In Part I of this post, we have seen that the optimal power flow (OPF) problem in electricity networks is much more difficult than congestion control on the Internet, because OPF is nonconvex. In Part II, I will explain where the nonconvexity comes from, and how to deal with it.
Source of nonconvexity
Let’s again start with congestion control, which is a convex problem.

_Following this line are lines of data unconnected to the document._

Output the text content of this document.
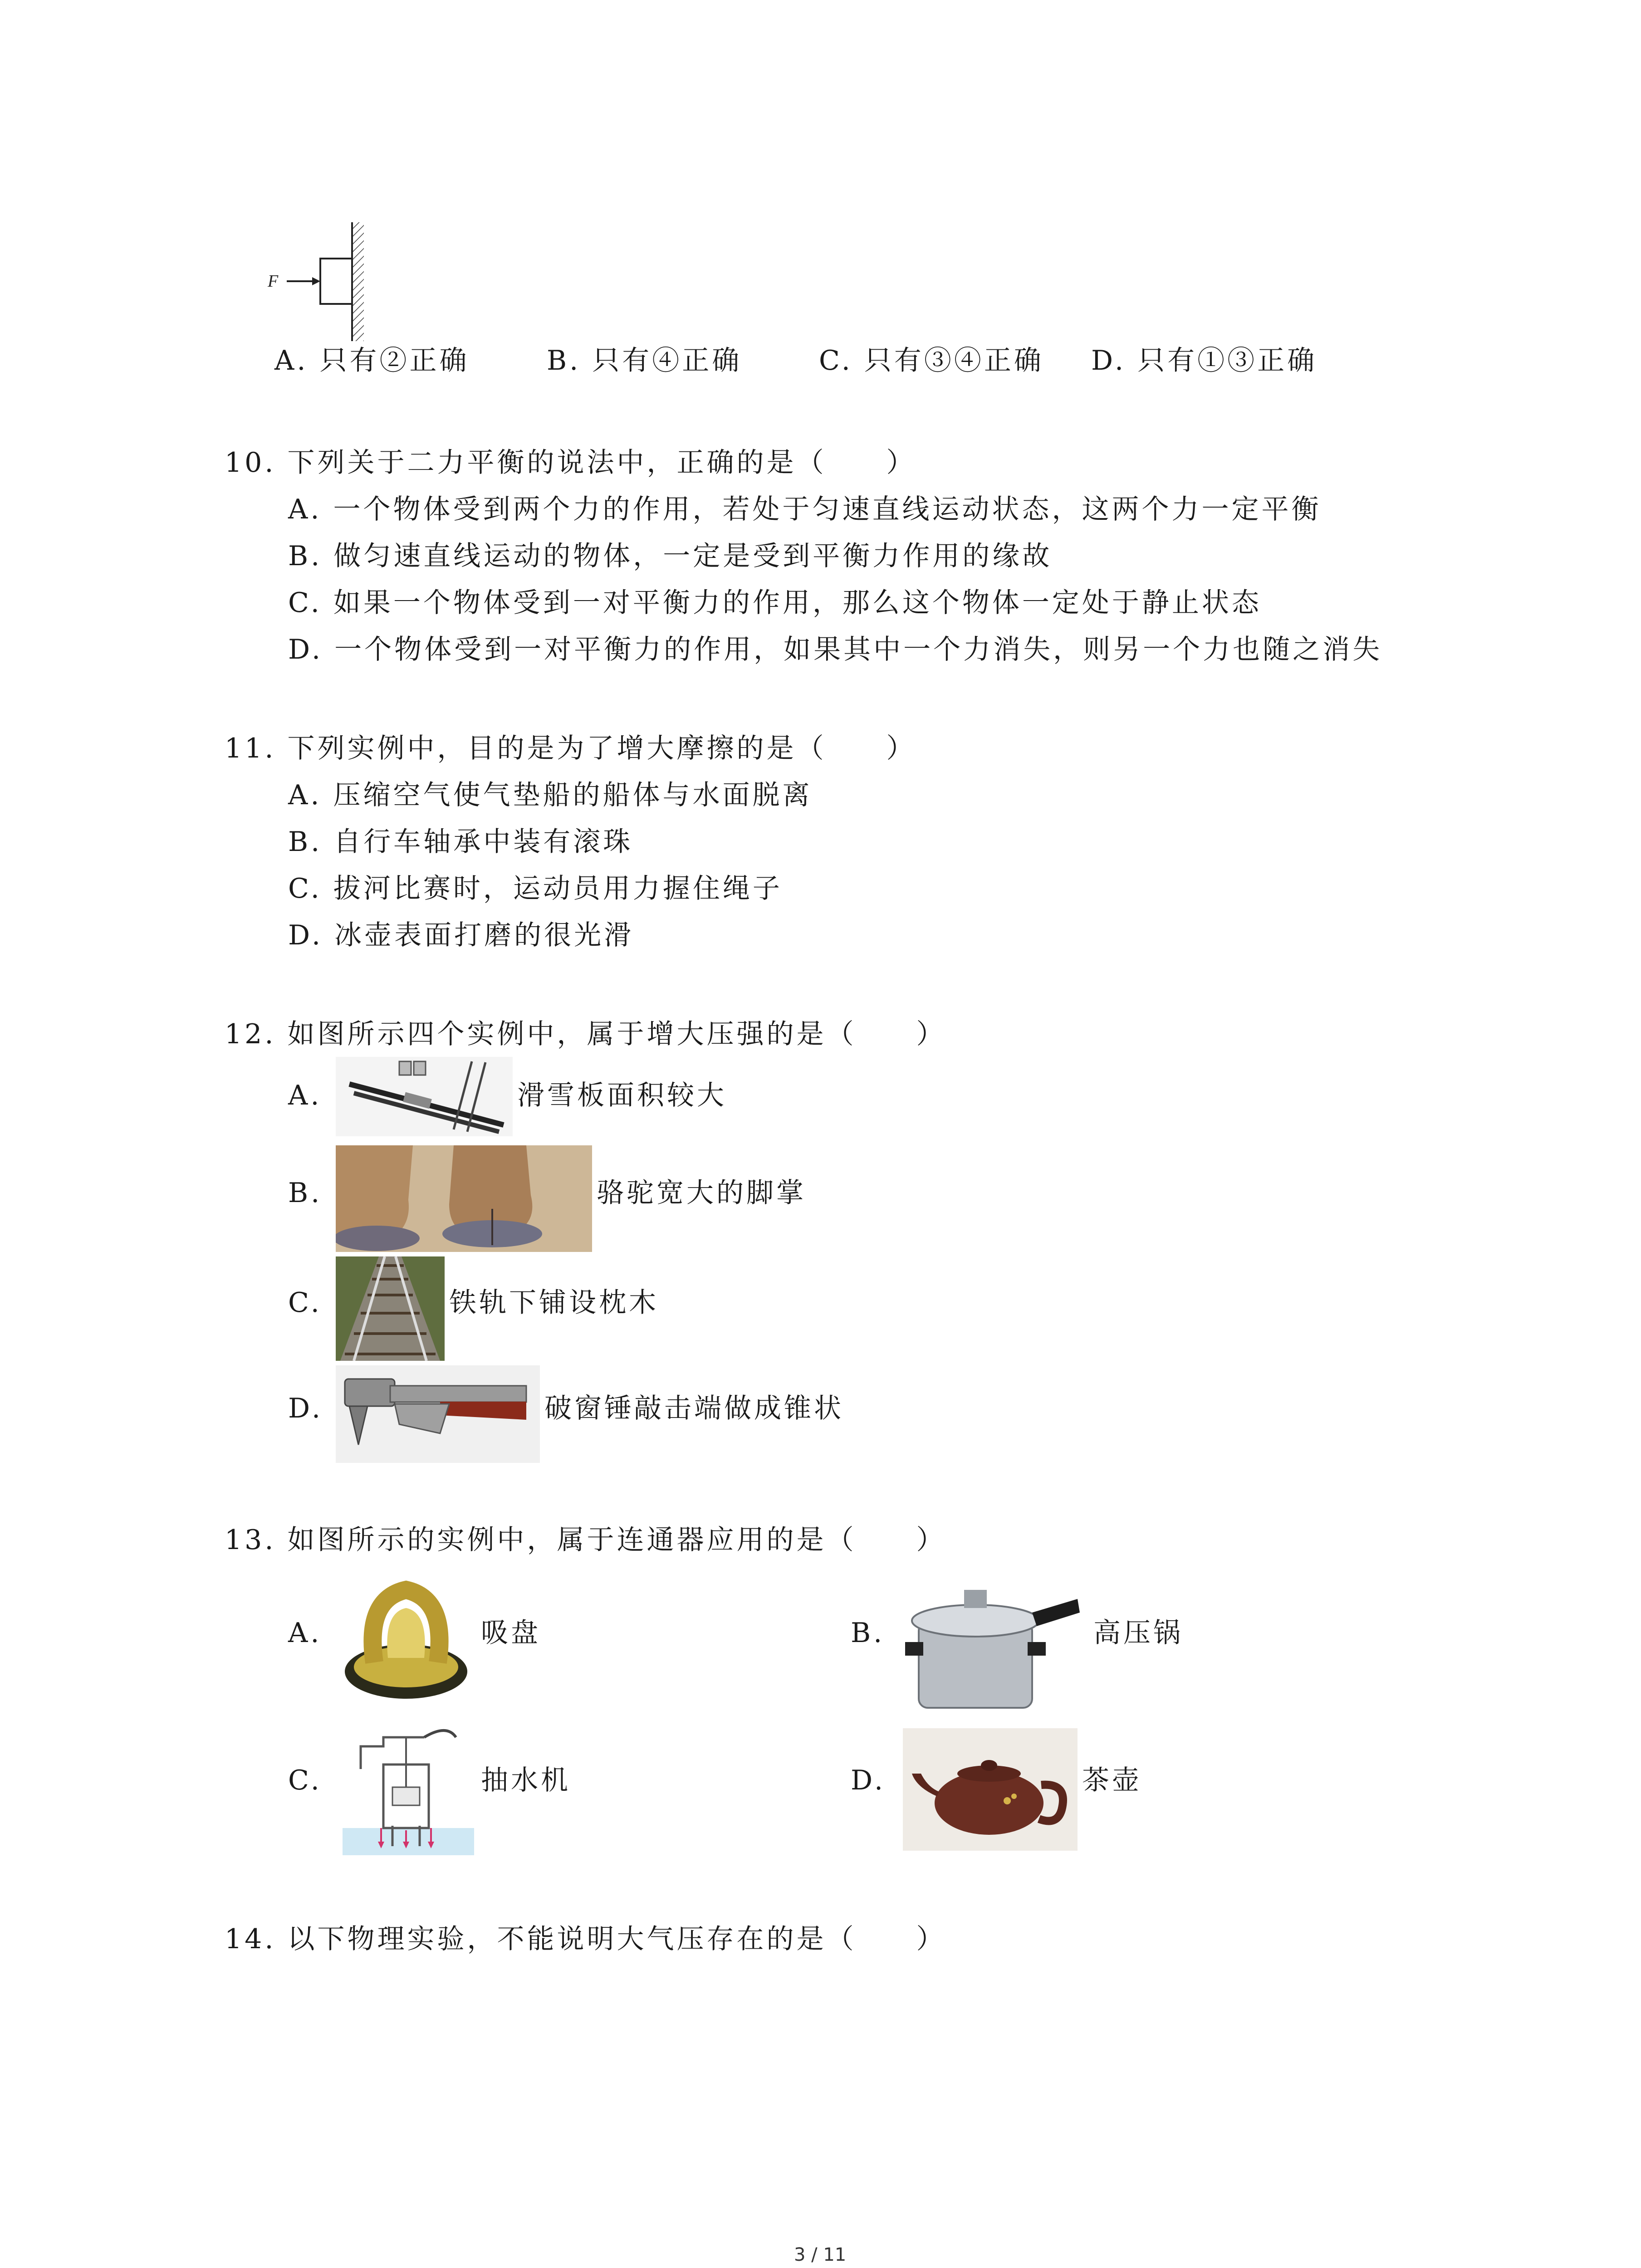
F
A. 只有②正确	B. 只有④正确	C. 只有③④正确 D. 只有①③正确
10. 下列关于二力平衡的说法中，正确的是（　　）
A. 一个物体受到两个力的作用，若处于匀速直线运动状态，这两个力一定平衡
B. 做匀速直线运动的物体，一定是受到平衡力作用的缘故
C. 如果一个物体受到一对平衡力的作用，那么这个物体一定处于静止状态
D. 一个物体受到一对平衡力的作用，如果其中一个力消失，则另一个力也随之消失
11. 下列实例中，目的是为了增大摩擦的是（　　）
A. 压缩空气使气垫船的船体与水面脱离
B. 自行车轴承中装有滚珠
C. 拔河比赛时，运动员用力握住绳子
D. 冰壶表面打磨的很光滑
12. 如图所示四个实例中，属于增大压强的是（　　）
A.	滑雪板面积较大
B.	骆驼宽大的脚掌
C.	铁轨下铺设枕木
D.	破窗锤敲击端做成锥状
13. 如图所示的实例中，属于连通器应用的是（　　）
A.	吸盘	B.	高压锅
C.	抽水机	D.	茶壶
14. 以下物理实验，不能说明大气压存在的是（　　）
3 / 11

As mentioned in Part I, corresponding to each congestion control protocol is an optimization problem, called network utility maximization. It takes the form of maximizing a utility function over sending rates subject to network capacity constraints. The utility function is determined by the congestion control protocol: a different design to adapt the sending rate of a computer to congestion implies a different utility function that the protocol implicitly maximizes. The utility function is always increasing in the sending rates, and therefore, a congestion control protocol tends to push the sending rates up in order to maximize utility, but not to exceed network capacity. The key feature that makes congestion control simple is that the utility functions underlying all of the congestion control protocols that people have proposed are concave functions. More importantly, and in contrast to OPF, the network capacity constraint is linear in the sending rates. This means that network utility maximization is a convex problem.
OPF minimizes a convex cost function subject to Kirchhoff’s laws that govern how electric power flows through a network. Kirchhoff’s laws are quadratic, making OPF a nonconvex optimization problem. Indeed, even though the relation (Ohm’s law) between voltages and currents is linear, and power balance is also linear, power flows are quadratic functions of voltages and currents. Therefore, the constraints in OPF involve quadratic equalities, leading to nonconvexity (as opposed to linear constraints in congestion control). There are other forms of nonconvexity in different OPF problems, but the nonconvexity due to Kirchhoff’s laws is the most fundamental and present in all OPF variants, because it is part of our physical world.
An exciting new approach to solving OPF has been developed in the last few years, and remains an active research topic. This approach is based on the idea of convex relaxation, and offers several advantages. Let me first summarize the advantages, and then outline the basic idea of convex relaxation of OPF.
Advantages of convex relaxation
OPF was first formulated in 1962 by French researcher J. Carpentier. Since then, a large number of solution methods have been proposed. The most widely used method is to approximate OPF by a linear program through linearization of the Kirchhoff’s laws, and then solve the resulting linear program instead of the original OPF. This works well for some problems in (long-distance high-voltage) transmission networks, but is inappropriate for many problems in (short-distance lower-voltage) distribution networks. Various nonlinear and heuristic algorithms have also been applied to OPF. Some of them work very well when the algorithms can be initialized to run from a point that is close to an optimal point (“warm start”). Otherwise, such an algorithm may not converge. Moreover, even when it does, there is no guarantee on the quality of the solution; it can be very close to the global optimal or very far away, and there is no way to tell.
In contrast, the convex relaxation approach does not need the assumptions required by the linearization approach, and is thus more widely applicable. It provides for the first time the ability to check whether a solution is globally optimal. If it is not, the solution provides a lower bound on the minimum cost, and hence, a bound on how far any feasible solution is from optimality. Unlike approximations, if a relaxed problem is infeasible, it is a certificate that the original OPF is infeasible.
Basic idea of convex relaxation
The basic idea is simple. OPF minimizes a cost function over the set of power flows that satisfy the nonconvex Kirchhoff’s laws. Let’s call this set of power flows the feasible set of OPF. The crust of the difficulty is that the feasible set is a nonconvex set: while it is easy (polynomial-time computable) to minimize the cost function over a convex feasible set, it is NP-hard to minimize it over a nonconvex feasible set. The idea is then to design a convex superset that contains the nonconvex feasible set, and minimize the cost function over this convex superset instead, which is easy.
This new problem is called a relaxation, because the original feasible set is enlarged to a bigger set. Even though solving this new problem is easy, an optimal solution of the convex relaxation may or may not be feasible for the original OPF. If the optimal solution computed from the relaxation happens to lie in the original (nonconvex) feasible set, then we are in luck – we have found a globally optimal solution of the original OPF! Otherwise, the optimal solution of the relaxation is infeasible for the original OPF; nonetheless, it provides a lower bound on the optimal cost of the original OPF.
The main questions of this approach are therefore:
- How do we design convex supersets of the feasible set of OPF? Different designs lead to different relaxations that have different degrees of tightness and computational complexity.
- Under what condition will a convex relaxation be exact, i.e., every optimal solution of the relaxation is feasible and therefore optimal for the original OPF? Such a condition will guarantee that we can always obtain a global optimal of OPF by solving its convex relaxation.
- How do we solve a convex relaxation of OPF efficiently at scale? Even though a convex relaxation is polynomial-time solvable, it may still be impractical to solve for large networks. Distributed algorithms will be needed for scalability.